De vrouw kan zich niet in de ongegrondverklaring vinden en wendt zich tot de ombudsman.
De Gemeentelijke Ombudsman vraagt aan de gemeente op grond waarvan de waarschuwing in stand blijft, terwijl in de klachtafhandelingsbrief duidelijk staat dat er sprake was van een misverstand.
Dit leidt er – enkele maanden later – toe dat de gemeente de waarschuwing alsnog intrekt, op basis van het rapport van bevindingen dat aan de klachtafhandelingsbrief ten grondslag ligt.
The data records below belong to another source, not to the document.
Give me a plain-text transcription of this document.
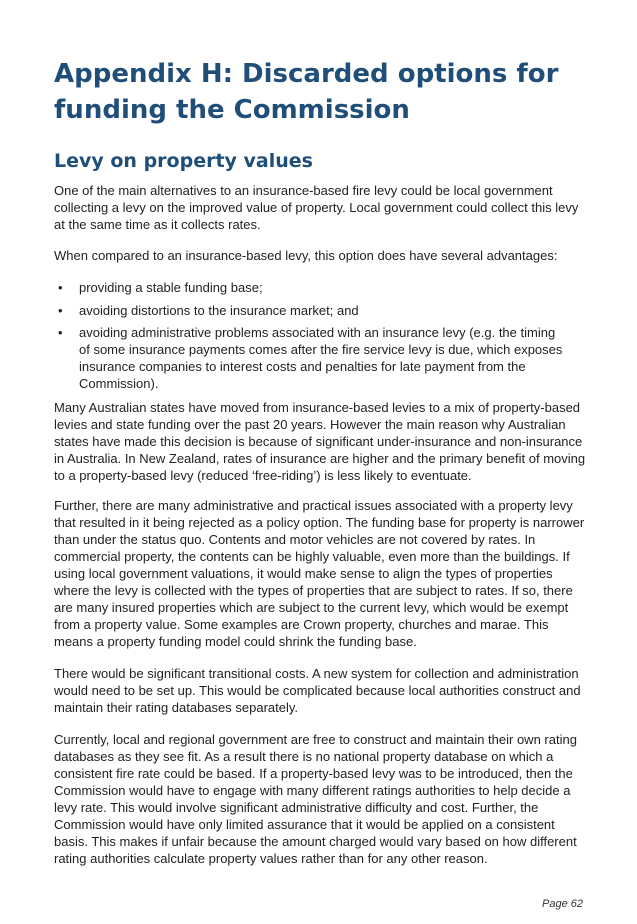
Appendix H: Discarded options for funding the Commission
Levy on property values

One of the main alternatives to an insurance-based fire levy could be local government collecting a levy on the improved value of property. Local government could collect this levy at the same time as it collects rates.

When compared to an insurance-based levy, this option does have several advantages:

• providing a stable funding base;
• avoiding distortions to the insurance market; and
• avoiding administrative problems associated with an insurance levy (e.g. the timing of some insurance payments comes after the fire service levy is due, which exposes insurance companies to interest costs and penalties for late payment from the Commission).

Many Australian states have moved from insurance-based levies to a mix of property-based levies and state funding over the past 20 years. However the main reason why Australian states have made this decision is because of significant under-insurance and non-insurance in Australia. In New Zealand, rates of insurance are higher and the primary benefit of moving to a property-based levy (reduced ‘free-riding’) is less likely to eventuate.

Further, there are many administrative and practical issues associated with a property levy that resulted in it being rejected as a policy option. The funding base for property is narrower than under the status quo. Contents and motor vehicles are not covered by rates. In commercial property, the contents can be highly valuable, even more than the buildings. If using local government valuations, it would make sense to align the types of properties where the levy is collected with the types of properties that are subject to rates. If so, there are many insured properties which are subject to the current levy, which would be exempt from a property value. Some examples are Crown property, churches and marae. This means a property funding model could shrink the funding base.

There would be significant transitional costs. A new system for collection and administration would need to be set up. This would be complicated because local authorities construct and maintain their rating databases separately.

Currently, local and regional government are free to construct and maintain their own rating databases as they see fit. As a result there is no national property database on which a consistent fire rate could be based. If a property-based levy was to be introduced, then the Commission would have to engage with many different ratings authorities to help decide a levy rate. This would involve significant administrative difficulty and cost. Further, the Commission would have only limited assurance that it would be applied on a consistent basis. This makes if unfair because the amount charged would vary based on how different rating authorities calculate property values rather than for any other reason.

Page 62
De vrouw is zeer tevreden; het dossier kan wat haar betreft worden gesloten.
De ombudsman doet dat ook. Hij brengt langs deze weg twee punten onder de aandacht van de gemeente:
- het rapport van bevindingen, genoemd in de intrekkingsbrief, is een intern document dat echter nooit aan de vrouw is gestuurd; zij kent het dan ook niet;
- het blijft onduidelijk waarom de gemeente op basis van het rapport niet meteen tot intrekking van de waarschuwing overging. Nu heeft zowel de gemeente als de vrouw nodeloos tijd en moeite in een bezwaarschriftprocedure geïnvesteerd en moest de vrouw de Gemeentelijke Ombudsman inschakelen.